Koi decimated, claims study

By Biplab Das
Published: Thursday 15 December 2005

In excess: overuse of pesticid a research team from Calcutta University has discovered that Sumidon - 40, an organophosphate pesticide, disrupts the reproductive performance of Koi (Anabas testudineus), which breeds in the rainy season in water-logged paddy fields of West Bengal. The scientists claim that several fish species in the state are endangered due to overuse of pesticides, water pollution and overfishing.

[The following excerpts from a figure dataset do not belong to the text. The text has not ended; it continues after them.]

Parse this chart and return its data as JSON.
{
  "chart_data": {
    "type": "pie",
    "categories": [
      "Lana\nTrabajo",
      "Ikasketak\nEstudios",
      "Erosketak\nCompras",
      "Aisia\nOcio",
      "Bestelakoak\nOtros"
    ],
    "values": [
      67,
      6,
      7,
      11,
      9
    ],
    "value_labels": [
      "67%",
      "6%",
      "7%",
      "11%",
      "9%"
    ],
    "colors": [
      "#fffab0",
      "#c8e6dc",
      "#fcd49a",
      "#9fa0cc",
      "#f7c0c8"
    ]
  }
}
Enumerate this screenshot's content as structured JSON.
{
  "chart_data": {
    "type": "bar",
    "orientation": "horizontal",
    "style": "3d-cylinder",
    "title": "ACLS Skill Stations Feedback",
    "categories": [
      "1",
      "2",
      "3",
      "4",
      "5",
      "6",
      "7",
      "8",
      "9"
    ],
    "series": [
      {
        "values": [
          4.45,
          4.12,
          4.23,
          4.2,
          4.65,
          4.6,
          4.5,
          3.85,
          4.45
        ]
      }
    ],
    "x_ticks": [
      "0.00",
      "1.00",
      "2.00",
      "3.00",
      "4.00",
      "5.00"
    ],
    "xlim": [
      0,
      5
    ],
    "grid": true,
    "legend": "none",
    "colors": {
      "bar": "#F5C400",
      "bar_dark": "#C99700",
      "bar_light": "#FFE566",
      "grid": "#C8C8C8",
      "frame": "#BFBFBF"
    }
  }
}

To study Sumidon-40's effect, the team took brood fishes (fishes in breeding stage) of A testudineus , which were exposed to sublethal (0.025 millilitre/litre) and half (0.25ml/litre) of lethal doses of the pesticide up to 10 days. Using a technique called flow cytometric analysis, the effects of pesticide on ovary cells and testes cells during different exposure time (overnight, five days, 10 days) were studied. Gradual increase in pesticide exposure increased cell death and decelerated dna synthesis in ovary as well as testes cells compared to controls (not exposed to pesticide). The compact structure of fish eggs became brittle and the brittleness increased with increased doses of pesticide.

"The pesticide has decimated the wild population of this fish at an alarming rate making it an endangered fish," says Sumit Homechaudhuri, who led the research team. The findings appeared recently in the Journal of Freshwater Biology (Vol 16, Nos 1-4).

Another research team, from Kolkata's office of the deputy director of fisheries (microbiology and parasitology), government of West Bengal, warns that 39 local fish species may disappear from their natural habitat.

Studies across India show that about 88 fish species in Western Ghat streams and 82 species in Eastern Himalaya are threatened. One of the main culprits responsible is the mindless use of most pesticides.

A way to save endangered fishes is through induced breeding, say scientists from Calcutta University. They compared the performance of carp pituitary extract with ovaprim, a synthetic hormone, on the reproductive performance of A testudineus, and found the former works better.